Fs00 commented 3 years ago

Usually I will try to stick with the style of the project I'm contributing to unless I think it will be very problematic. In this case, assuming that a rewrite will be happening pretty soon, there's not a lot of benefit in doing it one way or the other.

This is a mindful consideration, and I'm fine with that :+1:

I don't think the (admittedly fairly small) code complexity is worth this fairly small savings in disk space.

This is really a one-line if condition :rofl:. It's just the fact of saving unnecessary (even if small) data that bothers me (but maybe it's just me)
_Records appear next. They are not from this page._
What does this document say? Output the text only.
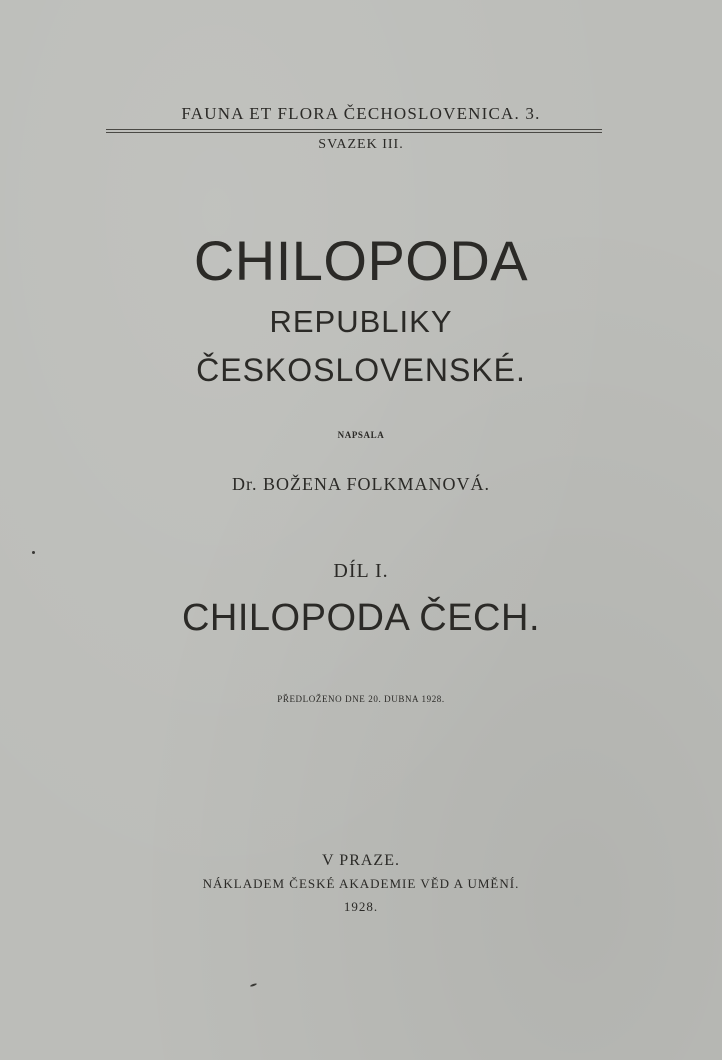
FAUNA ET FLORA ČECHOSLOVENICA. 3.
SVAZEK III.
CHILOPODA
REPUBLIKY
ČESKOSLOVENSKÉ.
NAPSALA
Dr. BOŽENA FOLKMANOVÁ.
DÍL I.
CHILOPODA ČECH.
PŘEDLOŽENO DNE 20. DUBNA 1928.
V PRAZE.
NÁKLADEM ČESKÉ AKADEMIE VĚD A UMĚNÍ.
1928.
I don't think that this triggers less often than the onPageChange event. Maybe in some cases. Certainly a scroll event doesn't need to change the page. Either way, race conditions (due to this at least) should not be an issue because the writes are all being sent to a single thread [...]
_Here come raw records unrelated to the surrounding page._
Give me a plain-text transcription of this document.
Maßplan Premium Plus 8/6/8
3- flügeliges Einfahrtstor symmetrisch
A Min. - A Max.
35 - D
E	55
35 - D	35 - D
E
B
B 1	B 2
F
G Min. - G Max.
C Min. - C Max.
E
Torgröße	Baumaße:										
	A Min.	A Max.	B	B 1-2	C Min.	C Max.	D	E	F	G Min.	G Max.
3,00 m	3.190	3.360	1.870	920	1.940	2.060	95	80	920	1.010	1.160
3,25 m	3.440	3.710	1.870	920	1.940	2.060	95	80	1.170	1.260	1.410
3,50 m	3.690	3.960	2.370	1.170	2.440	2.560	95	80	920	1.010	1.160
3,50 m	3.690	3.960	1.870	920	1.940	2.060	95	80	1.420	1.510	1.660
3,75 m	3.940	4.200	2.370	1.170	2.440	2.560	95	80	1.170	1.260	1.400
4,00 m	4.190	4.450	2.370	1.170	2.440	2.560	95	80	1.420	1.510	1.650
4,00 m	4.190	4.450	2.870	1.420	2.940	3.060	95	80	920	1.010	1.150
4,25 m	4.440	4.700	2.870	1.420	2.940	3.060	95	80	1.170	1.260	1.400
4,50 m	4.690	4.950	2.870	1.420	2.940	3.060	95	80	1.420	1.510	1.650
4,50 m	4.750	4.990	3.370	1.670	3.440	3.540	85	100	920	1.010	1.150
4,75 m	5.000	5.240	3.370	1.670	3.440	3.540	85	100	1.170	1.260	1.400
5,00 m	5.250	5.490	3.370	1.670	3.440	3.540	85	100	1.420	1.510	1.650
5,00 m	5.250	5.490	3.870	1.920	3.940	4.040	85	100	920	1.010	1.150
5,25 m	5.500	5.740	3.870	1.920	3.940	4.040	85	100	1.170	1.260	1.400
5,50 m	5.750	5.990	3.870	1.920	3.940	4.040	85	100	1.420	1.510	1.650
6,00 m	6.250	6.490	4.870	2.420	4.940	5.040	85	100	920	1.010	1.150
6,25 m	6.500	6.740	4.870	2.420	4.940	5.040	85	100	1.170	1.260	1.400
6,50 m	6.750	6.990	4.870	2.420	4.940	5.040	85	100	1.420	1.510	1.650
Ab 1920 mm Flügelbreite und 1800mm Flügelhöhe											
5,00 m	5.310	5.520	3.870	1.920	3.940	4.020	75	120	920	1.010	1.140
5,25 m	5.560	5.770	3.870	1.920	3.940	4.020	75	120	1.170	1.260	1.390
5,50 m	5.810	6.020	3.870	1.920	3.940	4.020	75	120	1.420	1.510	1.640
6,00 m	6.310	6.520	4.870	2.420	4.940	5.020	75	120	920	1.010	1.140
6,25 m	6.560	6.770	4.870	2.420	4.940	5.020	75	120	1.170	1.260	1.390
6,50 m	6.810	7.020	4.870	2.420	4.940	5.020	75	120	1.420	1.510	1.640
Didn't notice you were using a single thread executor, so OK for the race conditions. As you rightly pointed out, none of those solution is perfect since both may save the location more often than needed. But what worries me most about saving on page change is the potentially huge amount of DB writes queued in a very short timespan when scrolling fast through many pages (I see this particularly with the scrollbar). It would be just a lot of I/O work that could be easily avoided and that may have an impact on lower-end phones (I might try this on my old crappy phone if I find the time these days). If we saved location on page scroll, scroll events that do not change the page would trigger unneeded writes, but not nearly as many as the case described above.
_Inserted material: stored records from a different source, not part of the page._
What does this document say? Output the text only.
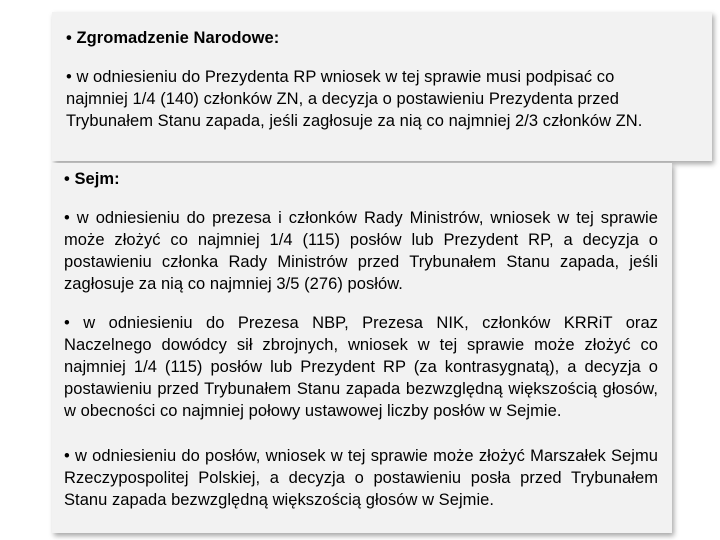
• Zgromadzenie Narodowe:
• w odniesieniu do Prezydenta RP wniosek w tej sprawie musi podpisać co
najmniej 1/4 (140) członków ZN, a decyzja o postawieniu Prezydenta przed
Trybunałem Stanu zapada, jeśli zagłosuje za nią co najmniej 2/3 członków ZN.
• Sejm:
• w odniesieniu do prezesa i członków Rady Ministrów, wniosek w tej sprawie może złożyć co najmniej 1/4 (115) posłów lub Prezydent RP, a decyzja o postawieniu członka Rady Ministrów przed Trybunałem Stanu zapada, jeśli zagłosuje za nią co najmniej 3/5 (276) posłów.
• w odniesieniu do Prezesa NBP, Prezesa NIK, członków KRRiT oraz Naczelnego dowódcy sił zbrojnych, wniosek w tej sprawie może złożyć co najmniej 1/4 (115) posłów lub Prezydent RP (za kontrasygnatą), a decyzja o postawieniu przed Trybunałem Stanu zapada bezwzględną większością głosów, w obecności co najmniej połowy ustawowej liczby posłów w Sejmie.
• w odniesieniu do posłów, wniosek w tej sprawie może złożyć Marszałek Sejmu Rzeczypospolitej Polskiej, a decyzja o postawieniu posła przed Trybunałem Stanu zapada bezwzględną większością głosów w Sejmie.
I made this change, though I personally see the saved locations as more valuable than any of the other stuff you'd lose by clearing data (versus cache).

This is a fair point, mine was just a mere suggestion because I'm not too sure on how much this data could be valuable from a user's standpoint. I personally didn't like much the idea of not being able to clear saved location data without clearing also all app data (particularly settings). Maybe we could just keep it as it is and change that if someone raises a complaint. I would like to know @JavaCafe01's opinion on this too.

Btw, thanks @derekelkins for keeping up! :)